A report concerning latency sensitive applications using futexes on a
PREEMPT_RT kernel brought me to (try to!) refresh my understanding of
how futexes are implemented. The following is an attempt to make sense
of what I am seeing from traces, validate that it indeed might make
sense and possibly collect ideas on how to address the issue at hand.
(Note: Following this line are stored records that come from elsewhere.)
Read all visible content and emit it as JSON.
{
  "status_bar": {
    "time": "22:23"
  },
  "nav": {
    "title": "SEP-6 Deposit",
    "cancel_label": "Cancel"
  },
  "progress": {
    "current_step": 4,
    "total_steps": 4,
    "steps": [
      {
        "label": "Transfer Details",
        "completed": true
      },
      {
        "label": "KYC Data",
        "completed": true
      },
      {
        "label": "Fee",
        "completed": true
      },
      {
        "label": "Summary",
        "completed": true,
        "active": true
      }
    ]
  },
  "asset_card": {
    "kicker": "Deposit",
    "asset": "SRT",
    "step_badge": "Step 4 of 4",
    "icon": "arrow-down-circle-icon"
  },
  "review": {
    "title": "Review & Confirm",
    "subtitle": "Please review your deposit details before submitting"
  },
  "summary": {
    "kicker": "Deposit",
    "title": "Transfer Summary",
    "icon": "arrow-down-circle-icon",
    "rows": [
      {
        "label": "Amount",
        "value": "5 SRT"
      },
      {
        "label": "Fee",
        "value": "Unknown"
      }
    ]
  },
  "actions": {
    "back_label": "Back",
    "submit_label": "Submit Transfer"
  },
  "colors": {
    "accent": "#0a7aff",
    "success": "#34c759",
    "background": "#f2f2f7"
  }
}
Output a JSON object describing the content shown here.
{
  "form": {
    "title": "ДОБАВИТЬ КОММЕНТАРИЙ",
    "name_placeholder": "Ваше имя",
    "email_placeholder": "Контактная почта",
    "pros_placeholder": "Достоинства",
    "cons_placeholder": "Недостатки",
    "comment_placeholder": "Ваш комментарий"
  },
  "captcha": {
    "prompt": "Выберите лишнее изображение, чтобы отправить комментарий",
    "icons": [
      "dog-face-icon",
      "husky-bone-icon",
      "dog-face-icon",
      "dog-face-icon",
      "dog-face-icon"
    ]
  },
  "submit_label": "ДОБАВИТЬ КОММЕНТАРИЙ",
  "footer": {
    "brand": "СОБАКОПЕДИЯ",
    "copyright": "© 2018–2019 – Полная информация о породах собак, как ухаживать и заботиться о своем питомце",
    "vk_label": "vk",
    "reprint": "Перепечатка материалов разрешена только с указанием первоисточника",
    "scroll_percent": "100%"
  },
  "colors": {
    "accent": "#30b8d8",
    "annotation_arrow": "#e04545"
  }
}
Simplifying what is actually a quite complicated setup composed of
non-realtime (i.e., background load mostly related to a containers
orchestrator) and realtime tasks, we can consider the following
situation:

- Multiprocessor system running a PREEMPT_RT kernel
- Housekeeping CPUs (usually 2) running background tasks + “isolated”
CPUs running latency sensitive tasks (possibly need to run also
non-realtime activities at times)
- CPUs are isolated dynamically by using nohz_full/rcu_nocbs options
and affinity, no static scheduler isolation is used (i.e., no
isolcpus=domain)
- Threaded IRQs, RCU related kthreads, timers, etc. are configured with
the highest priorities on the system (FIFO)
- Latency sensitive application threads run at FIFO priority below the
set of tasks from the former point
- Latency sensitive application uses futexes, but they protect data
only shared among tasks running on the isolated set of CPUs
- Tasks running on housekeeping CPUs also use futexes
- Futexes belonging to the above two sets of non interacting tasks are
distinct

Under these conditions the actual issue presents itself when:

- A background task on a housekeeping CPUs enters sys_futex syscall and
locks a hb->lock (PI enabled mutex on RT)
- That background task gets preempted by a higher priority task (e.g.
NIC irq thread)
- A low latency application task on an isolated CPU also enters
sys_futex, hash collision towards the background task hb, tries to
grab hb->lock and, even if it boosts the background task, it still
needs to wait for the higher priority task (NIC irq) to finish
executing on the housekeeping CPU and eventually misses its deadline

Now, of course by making the latency sensitive application tasks use a
higher priority than anything on housekeeping CPUs we could avoid the
issue, but the fact that an implicit in-kernel link between otherwise
unrelated tasks might cause priority inversion is probably not ideal?
Thus this email.

Does this report make any sense? If it does, has this issue ever been
reported and possibly discussed? I guess it’s kind of a corner case, but
I wonder if anybody has suggestions already on how to possibly try to
tackle it from a kernel perspective.

Thanks!
Juri